Tag Archives: Christmas Music

Singer: Bing Crosby

Suave. Cool. And it wouldn't be Christmas without him. Uploaded by redteatral.net

How popular was Bing Crosby? Well, he sold more than a half billion records. In addition, he was a megastar in movies and on radio and TV. His “cool” style set the pace for everyone from Frank Sinatra to Michael Buble.

And when it comes to the holidays, Bing Crosby gave us the music of Christmas.

Uploaded to Flickr by captnyro.

Bing was the first person to be given a Lifetime Achievement Award by the Grammys. He was nominated for three Academy Awards, and won for Going My Way. As for ticket sales, it’s estimated that 1.07 billion tickets were bought for Bing’s movies, making him the third-most-popular movie star of all time, behind Clark Gable and John Wayne.

The very peak of Bing’s career may have been 1948, when he was voted the most admired man alive – even ahead of the Pope. And that year Music Digest estimated that Crosby recordings filled more than half of the 80,000 weekly hours allocated to recorded radio music. That’s hard to grasp.

But now it’s Christmas, the time most associated with Bing Crosby music today. His “White Christmas” is the best-selling single of all time, and his “Merry Christmas” is the all-time number one Christmas album. We love us some Bing Crosby at Christmas.

Song: “What a Wonderful World”

Do you consider this a Christmas song? Me neither, but it's played then. Go figure. Uploaded by fs2you.org.cn.

Do you consider this a Christmas song? Me neither, but it's played then. Go figure. Uploaded by fs2you.org.cn.

This Louis Armstrong song, which has become iconic in its usage in movies and TV shows, sold fewer than 1,000 copies in the U.S. when it was released in 1968. The good people of the U.K. heard it differently, however, and took the song to number one across the pond.

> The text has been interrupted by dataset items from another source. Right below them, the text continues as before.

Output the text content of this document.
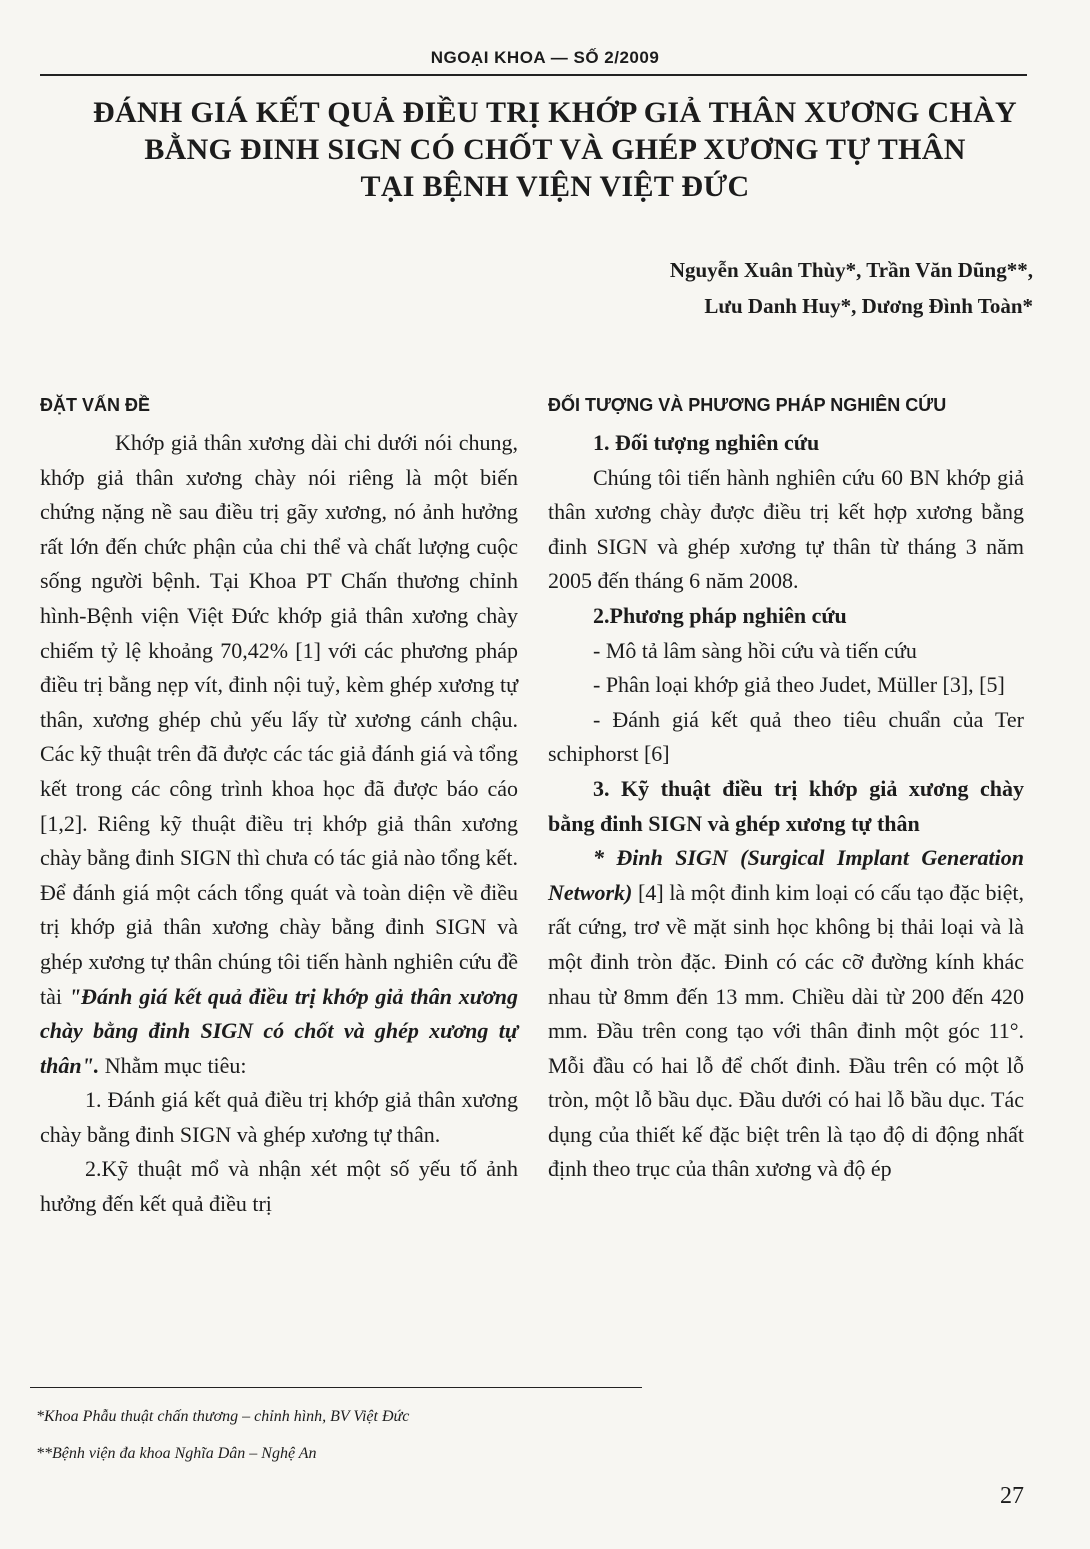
NGOẠI KHOA — SỐ 2/2009
ĐÁNH GIÁ KẾT QUẢ ĐIỀU TRỊ KHỚP GIẢ THÂN XƯƠNG CHÀY
BẰNG ĐINH SIGN CÓ CHỐT VÀ GHÉP XƯƠNG TỰ THÂN
TẠI BỆNH VIỆN VIỆT ĐỨC
Nguyễn Xuân Thùy*, Trần Văn Dũng**,
Lưu Danh Huy*, Dương Đình Toàn*
ĐẶT VẤN ĐỀ

Khớp giả thân xương dài chi dưới nói chung, khớp giả thân xương chày nói riêng là một biến chứng nặng nề sau điều trị gãy xương, nó ảnh hưởng rất lớn đến chức phận của chi thể và chất lượng cuộc sống người bệnh. Tại Khoa PT Chấn thương chỉnh hình-Bệnh viện Việt Đức khớp giả thân xương chày chiếm tỷ lệ khoảng 70,42% [1] với các phương pháp điều trị bằng nẹp vít, đinh nội tuỷ, kèm ghép xương tự thân, xương ghép chủ yếu lấy từ xương cánh chậu. Các kỹ thuật trên đã được các tác giả đánh giá và tổng kết trong các công trình khoa học đã được báo cáo [1,2]. Riêng kỹ thuật điều trị khớp giả thân xương chày bằng đinh SIGN thì chưa có tác giả nào tổng kết. Để đánh giá một cách tổng quát và toàn diện về điều trị khớp giả thân xương chày bằng đinh SIGN và ghép xương tự thân chúng tôi tiến hành nghiên cứu đề tài "Đánh giá kết quả điều trị khớp giả thân xương chày bằng đinh SIGN có chốt và ghép xương tự thân". Nhằm mục tiêu:

1. Đánh giá kết quả điều trị khớp giả thân xương chày bằng đinh SIGN và ghép xương tự thân.

2.Kỹ thuật mổ và nhận xét một số yếu tố ảnh hưởng đến kết quả điều trị

ĐỐI TƯỢNG VÀ PHƯƠNG PHÁP NGHIÊN CỨU

1. Đối tượng nghiên cứu

Chúng tôi tiến hành nghiên cứu 60 BN khớp giả thân xương chày được điều trị kết hợp xương bằng đinh SIGN và ghép xương tự thân từ tháng 3 năm 2005 đến tháng 6 năm 2008.

2.Phương pháp nghiên cứu

- Mô tả lâm sàng hồi cứu và tiến cứu

- Phân loại khớp giả theo Judet, Müller [3], [5]

- Đánh giá kết quả theo tiêu chuẩn của Ter schiphorst [6]

3. Kỹ thuật điều trị khớp giả xương chày bằng đinh SIGN và ghép xương tự thân

* Đinh SIGN (Surgical Implant Generation Network) [4] là một đinh kim loại có cấu tạo đặc biệt, rất cứng, trơ về mặt sinh học không bị thải loại và là một đinh tròn đặc. Đinh có các cỡ đường kính khác nhau từ 8mm đến 13 mm. Chiều dài từ 200 đến 420 mm. Đầu trên cong tạo với thân đinh một góc 11°. Mỗi đầu có hai lỗ để chốt đinh. Đầu trên có một lỗ tròn, một lỗ bầu dục. Đầu dưới có hai lỗ bầu dục. Tác dụng của thiết kế đặc biệt trên là tạo độ di động nhất định theo trục của thân xương và độ ép

*Khoa Phẫu thuật chấn thương – chỉnh hình, BV Việt Đức
**Bệnh viện đa khoa Nghĩa Dân – Nghệ An
27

Uploaded by jazzrecordcenter.com.

Uploaded by jazzrecordcenter.com.

“What a Wonderful World” finally made the charts stateside in 1971, when it was released in memoriam following the death of Louis Armstrong. It took an ironic use of the song during depressing scenes in the movie Good Morning, Vietnam (which has been done to death now, producers, so stop already) to take it to the top of the American charts.

Written by Bob Thiele and George David Weiss, the optimistic song is only two minutes, seventeen seconds long. For reasons beyond my simple understanding, it’s now being played as a Christmas song. Could it be the first line: “I see trees of green…”? Or is it its general feeling of goodwill toward men (“I see friends shaking hands, say how do you do/They’re really saying ‘I love you.'”)?

Some of the artists who’ve covered the song include: Eddy Arnold, Diana Ross, Israel Kamakawiwo’ole, Natalie Cole, Eva Cassidy, Anne Murray, Joey Ramone, Coldplay, Sara Brightman, Rod Stewart, Michael Buble, Celine Dion, LeAnn Rimes, and John Legend.